Pollsters spoke by telephone with 445 voters in the three towns. The voters were asked a series of open-ended questions, beginning with a simple yes-or-no question: Did you vote to approve the renovation plan? If the answer was no, the pollster would ask if the voter would approve any less expensive options, among other questions.
Welsh said it’s too soon to know if there was any consensus in the poll, but the Facilities Advisory Committee is meeting on Thursday to review the data and consider options. If appropriate, the committee might make recommendations to the RSU 5 board on Sept. 11.
“That’s really a session for the public and the board to learn more about both the survey results and the committee’s recommendations,” Welsh said of the September meeting.
One possible recommendation is to put another bond question on the November ballot. Nonetheless, the board would not make any decisions until later that month, at its Sept. 25 meeting. That would give the community “time to think about it, talk about it,” Welsh said.
Meanwhile, the RSU withdrawal study is progressing well, said Charles Lawton, the chief economist for Maine-based consulting company Planning Decisions.
Lawton is collaborating with a former school superintendent, Jack Turcotte, on the study, which was authorized by the Town Council in July. Lawton is working on forecasting student enrollment and analyzing the financial impact of withdrawing, while Turcotte is interviewing school officials and studying the potential impact to educational programs.

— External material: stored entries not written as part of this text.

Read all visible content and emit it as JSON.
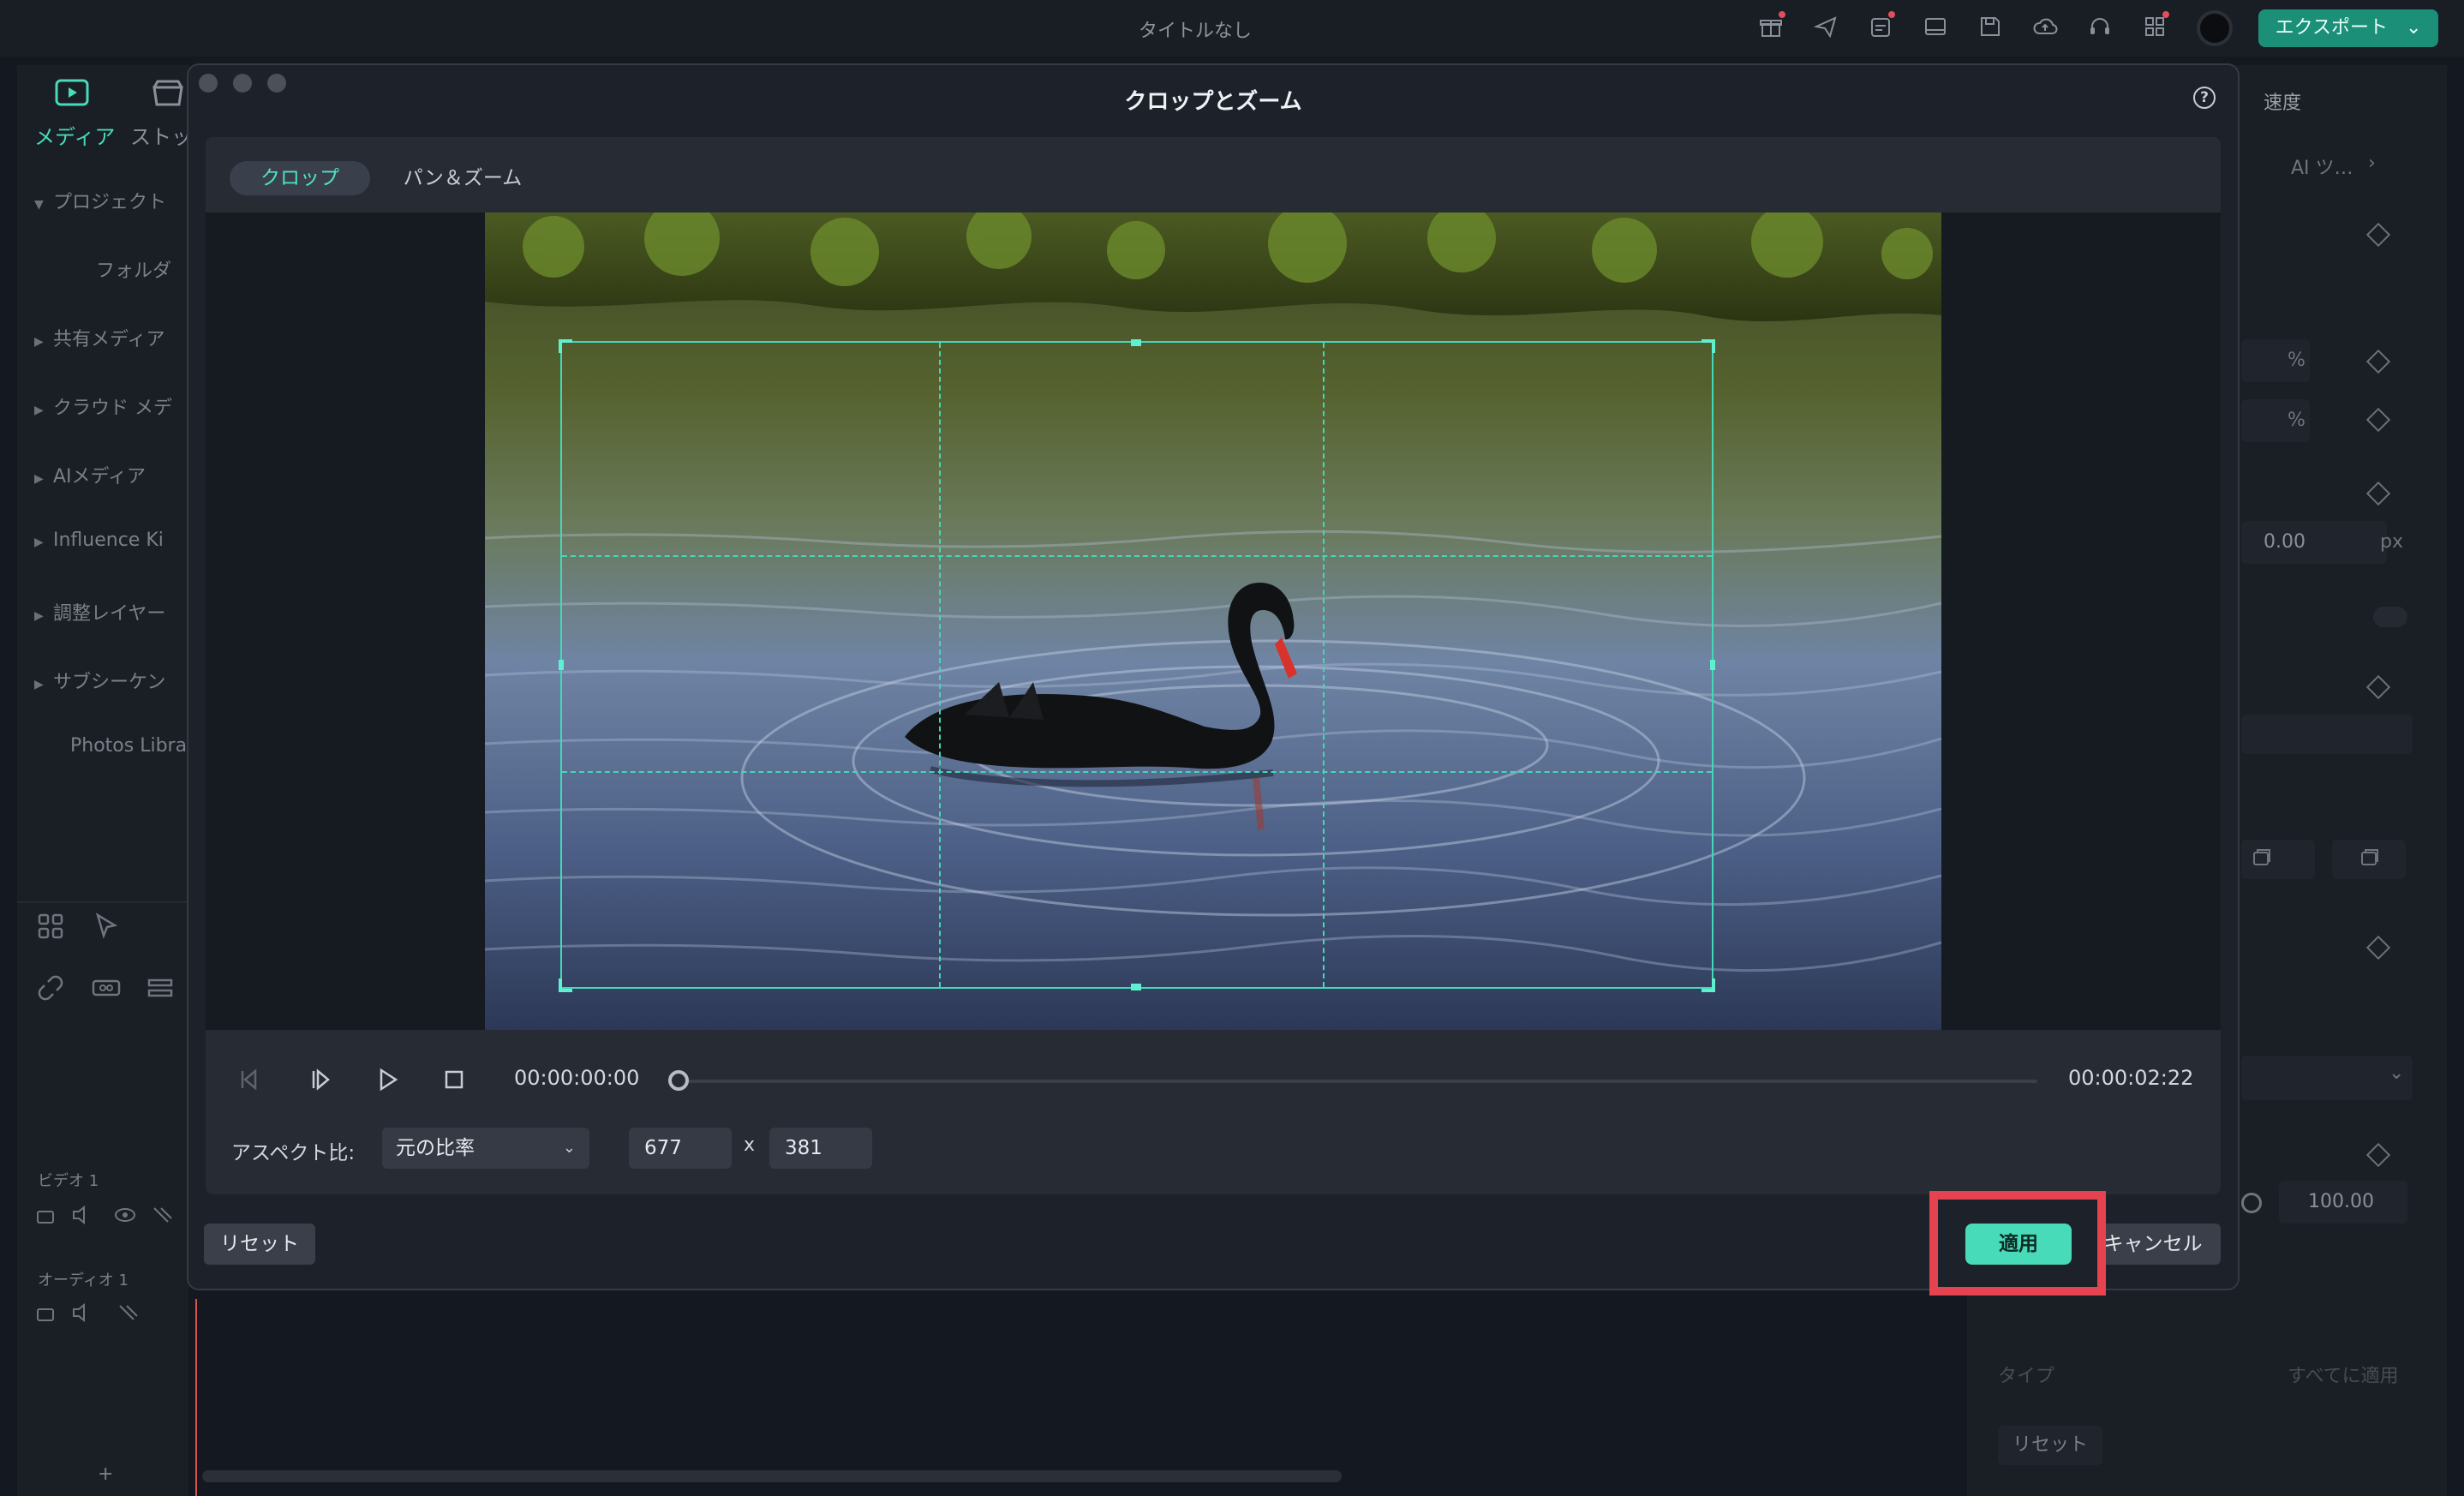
{
  "app": {
    "title": "タイトルなし",
    "export_label": "エクスポート",
    "export_chevron": "⌄"
  },
  "left_panel": {
    "tabs": [
      "メディア",
      "ストッ"
    ],
    "items": [
      {
        "label": "プロジェクト",
        "expanded": true
      },
      {
        "label": "フォルダ"
      },
      {
        "label": "共有メディア"
      },
      {
        "label": "クラウド メデ"
      },
      {
        "label": "AIメディア"
      },
      {
        "label": "Influence Ki"
      },
      {
        "label": "調整レイヤー"
      },
      {
        "label": "サブシーケン"
      },
      {
        "label": "Photos Libra"
      }
    ],
    "tracks": {
      "video": "ビデオ 1",
      "audio": "オーディオ 1"
    },
    "add": "+"
  },
  "right_panel": {
    "tab_speed": "速度",
    "ai_tools": "AI ツ…",
    "pct1": "%",
    "pct2": "%",
    "value_px": "0.00",
    "unit_px": "px",
    "value_100": "100.00",
    "type_label": "タイプ",
    "apply_all": "すべてに適用",
    "reset": "リセット"
  },
  "dialog": {
    "title": "クロップとズーム",
    "help": "?",
    "tabs": [
      {
        "label": "クロップ",
        "active": true
      },
      {
        "label": "パン＆ズーム",
        "active": false
      }
    ],
    "time_current": "00:00:00:00",
    "time_end": "00:00:02:22",
    "scrub_progress": 0.0,
    "aspect_label": "アスペクト比:",
    "aspect_value": "元の比率",
    "width": "677",
    "times": "x",
    "height": "381",
    "reset_label": "リセット",
    "apply_label": "適用",
    "cancel_label": "キャンセル"
  },
  "colors": {
    "accent": "#47dbb9",
    "highlight": "#e5434f",
    "crop_line": "#42d8b8"
  }
}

The withdrawal study is on schedule for mid-September. It’s too soon to draw any preliminary conclusions, Lawton said.
Welsh acknowledged that two similar studies within a similar time period might confuse the public, but the RSU board will do its best to keep things clear and incorporate the withdrawal study findings into its own recommendation, if appropriate.
In Strong’s opinion, the best outcome is to allow the student population to grow, but increase the size of the high school. Student populations between 400 and 600 are best, he said.
“You’re just big enough to offer a variety of classes, but not so big that you lose the the small school feel that we have here.”